Ein Kontrastprogramm nach all der Bigband- und Bühnenpower präsentiert der junge Chor des Käthe-Kollwitz-Gymnasiums mit seiner Leiterin Kerstin von Broich, nur von Gitarre und Cahon begleitet. Mit klaren Stimme und sauberer Intonation interpretieren die etwa 30 Mädchen und Jungen "One call away" (Charlie Puth) und "Ghost" (Jamie Lee Krivietz).

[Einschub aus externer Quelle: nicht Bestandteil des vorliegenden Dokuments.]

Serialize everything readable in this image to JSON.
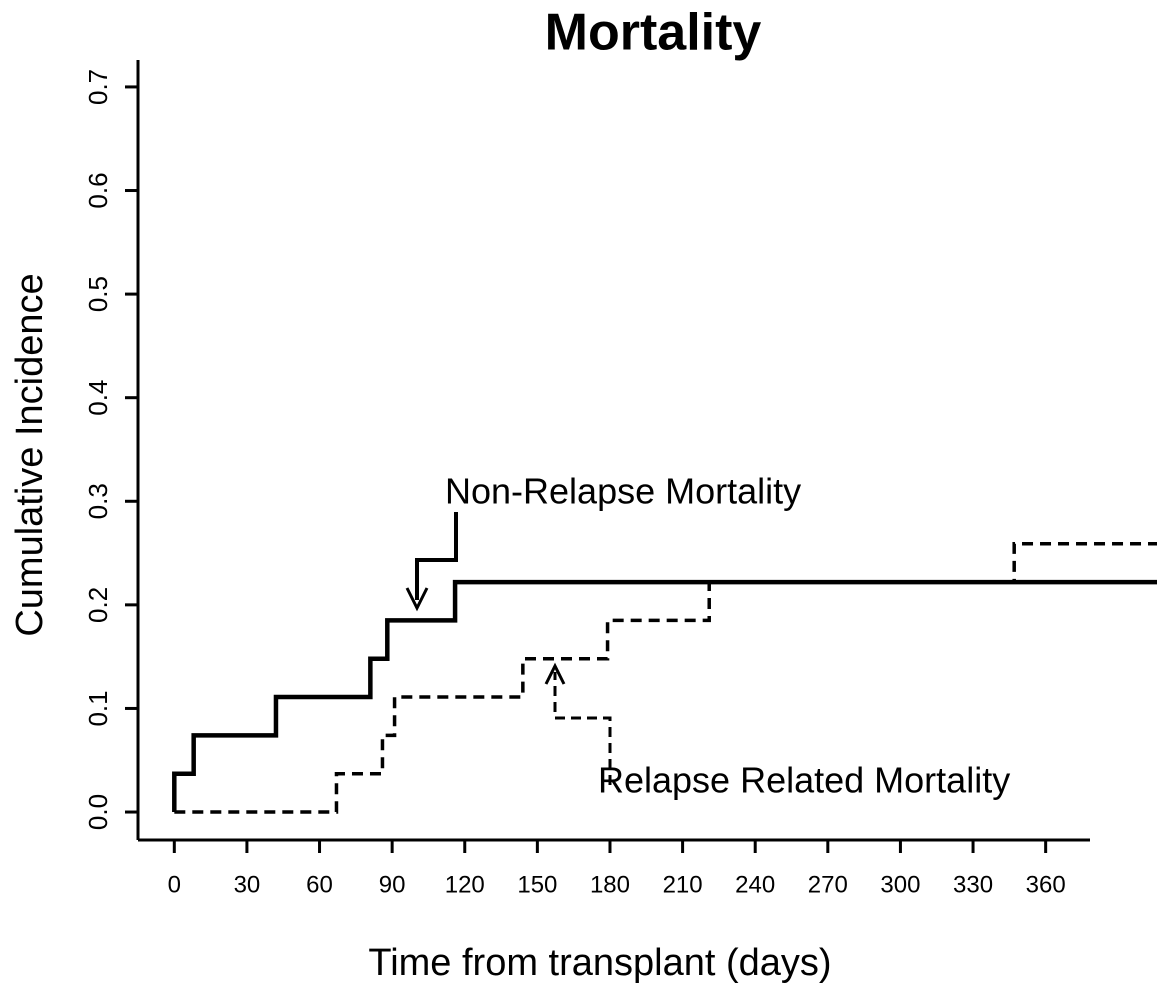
{
  "chart_data": {
    "type": "line",
    "step": "post",
    "title": "Mortality",
    "xlabel": "Time from transplant (days)",
    "ylabel": "Cumulative Incidence",
    "xlim": [
      -15,
      406
    ],
    "ylim": [
      -0.027,
      0.726
    ],
    "xticks": [
      0,
      30,
      60,
      90,
      120,
      150,
      180,
      210,
      240,
      270,
      300,
      330,
      360
    ],
    "yticks": [
      {
        "value": 0,
        "label": "0.0"
      },
      0.1,
      0.2,
      0.3,
      0.4,
      0.5,
      0.6,
      0.7
    ],
    "series": [
      {
        "name": "Non-Relapse Mortality",
        "color": "#000000",
        "linestyle": "solid",
        "x": [
          0,
          0,
          8,
          42,
          81,
          88,
          116,
          406
        ],
        "values": [
          0,
          0.037,
          0.074,
          0.111,
          0.148,
          0.185,
          0.222,
          0.222
        ]
      },
      {
        "name": "Relapse Related Mortality",
        "color": "#000000",
        "linestyle": "dashed",
        "x": [
          0,
          67,
          86,
          91,
          144,
          179,
          221,
          347,
          406
        ],
        "values": [
          0,
          0.037,
          0.074,
          0.111,
          0.148,
          0.185,
          0.222,
          0.259,
          0.259
        ]
      }
    ]
  }
}
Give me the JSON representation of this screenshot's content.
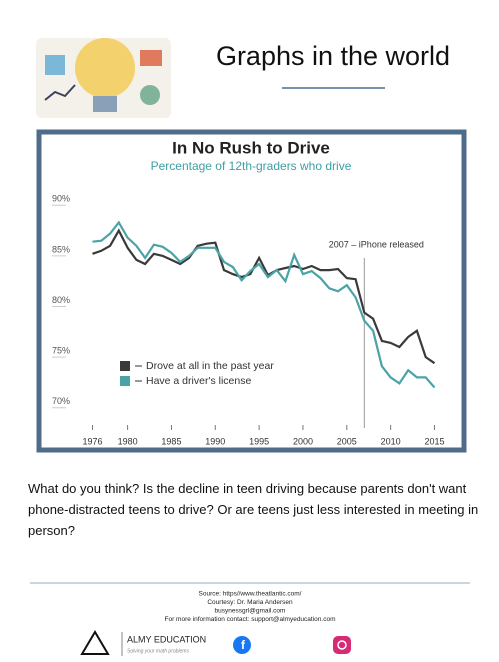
{
  "header": {
    "title": "Graphs in the world"
  },
  "chart_data": {
    "type": "line",
    "title": "In No Rush to Drive",
    "subtitle": "Percentage of 12th-graders who drive",
    "x": [
      1976,
      1977,
      1978,
      1979,
      1980,
      1981,
      1982,
      1983,
      1984,
      1985,
      1986,
      1987,
      1988,
      1989,
      1990,
      1991,
      1992,
      1993,
      1994,
      1995,
      1996,
      1997,
      1998,
      1999,
      2000,
      2001,
      2002,
      2003,
      2004,
      2005,
      2006,
      2007,
      2008,
      2009,
      2010,
      2011,
      2012,
      2013,
      2014,
      2015
    ],
    "series": [
      {
        "name": "Drove at all in the past year",
        "color": "#3a3a3a",
        "values": [
          85.2,
          85.5,
          86,
          87.5,
          85.8,
          84.6,
          84.2,
          85.2,
          85,
          84.6,
          84.2,
          84.8,
          86,
          86.2,
          86.3,
          83.6,
          83.2,
          82.9,
          83.2,
          84.8,
          83.1,
          83.6,
          83.8,
          84,
          83.7,
          84,
          83.6,
          83.6,
          83.7,
          82.8,
          82.7,
          79.4,
          78.8,
          76.6,
          76.4,
          76,
          77,
          77.6,
          75,
          74.4
        ]
      },
      {
        "name": "Have a driver's license",
        "color": "#4aa3a6",
        "values": [
          86.4,
          86.5,
          87.2,
          88.3,
          86.8,
          86,
          84.8,
          86.1,
          85.9,
          85.3,
          84.4,
          85,
          85.8,
          85.8,
          85.8,
          84.4,
          83.9,
          82.6,
          83.5,
          84.2,
          82.9,
          83.6,
          82.5,
          85.1,
          83.2,
          83.5,
          82.8,
          81.8,
          81.5,
          82.1,
          80.9,
          78.6,
          77.6,
          74.1,
          73,
          72.4,
          73.7,
          73,
          73,
          72
        ]
      }
    ],
    "xlim": [
      1974,
      2017
    ],
    "ylim": [
      68,
      92
    ],
    "xticks": [
      1976,
      1980,
      1985,
      1990,
      1995,
      2000,
      2005,
      2010,
      2015
    ],
    "yticks": [
      {
        "value": 70,
        "label": "70%"
      },
      {
        "value": 75,
        "label": "75%"
      },
      {
        "value": 80,
        "label": "80%"
      },
      {
        "value": 85,
        "label": "85%"
      },
      {
        "value": 90,
        "label": "90%"
      }
    ],
    "annotation": {
      "text": "2007 – iPhone released",
      "x": 2007
    },
    "legend": "lower left",
    "grid": false
  },
  "question": "What do you think? Is the decline in teen driving because parents don't want phone-distracted teens to drive? Or are teens just less interested in meeting in person?",
  "footer": {
    "lines": [
      "Source: https//www.theatlantic.com/",
      "Courtesy: Dr. Maria Andersen",
      "busynessgrl@gmail.com",
      "For more information contact: support@almyeducation.com"
    ],
    "brand": "ALMY EDUCATION",
    "tagline": "Solving your math problems"
  }
}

Ein Beitrag, bei dem der Gesang im Vordergrund steht und der dank der schönen Stimmen und des empathischen Vortrages auf aufwändige Choreographie verzichten kann. Den gewaltigen Schlusspunkt setzt die Bigband des Kurfürst-Ruprecht-Gymnasiums mit zwei Beiträgen. Beim "Strike up the Band" (George Gershwin) brilliert ein junger Tenor-Saxophonist, während die Band eindrucksvolle Begleitakzente setzt, von Dirigent Carsten Wegner nahezu tänzerisch initiiert. "Kids" ist ein Stück zum Mitmachen, und das Publikum skandiert eifrig den Refrain "Jump on board". Den Ton geben stimmungsvoll drei junge, sehr versierte Vokalsolisten an. Höhepunkt des Auftritts ist das "It's raining men" (The Weather Girls), bei dem zur KRG-Bigband auch das KRG-Orchester aufspielt. Die überaus große Instrumentalgruppe erntet Beifallsstürme für ihre perfekte und fulminante Interpretation.

Standing Ovations zollt das Publikum dem furiosen Finale, zu dem sich alle 250 Akteure auf der Bühne versammeln. "We are the Champions" (Freddy Mercury) ertönte es aus vielen Kehlen, und auch der Saal stimmt überzeugt in den Refrain ein.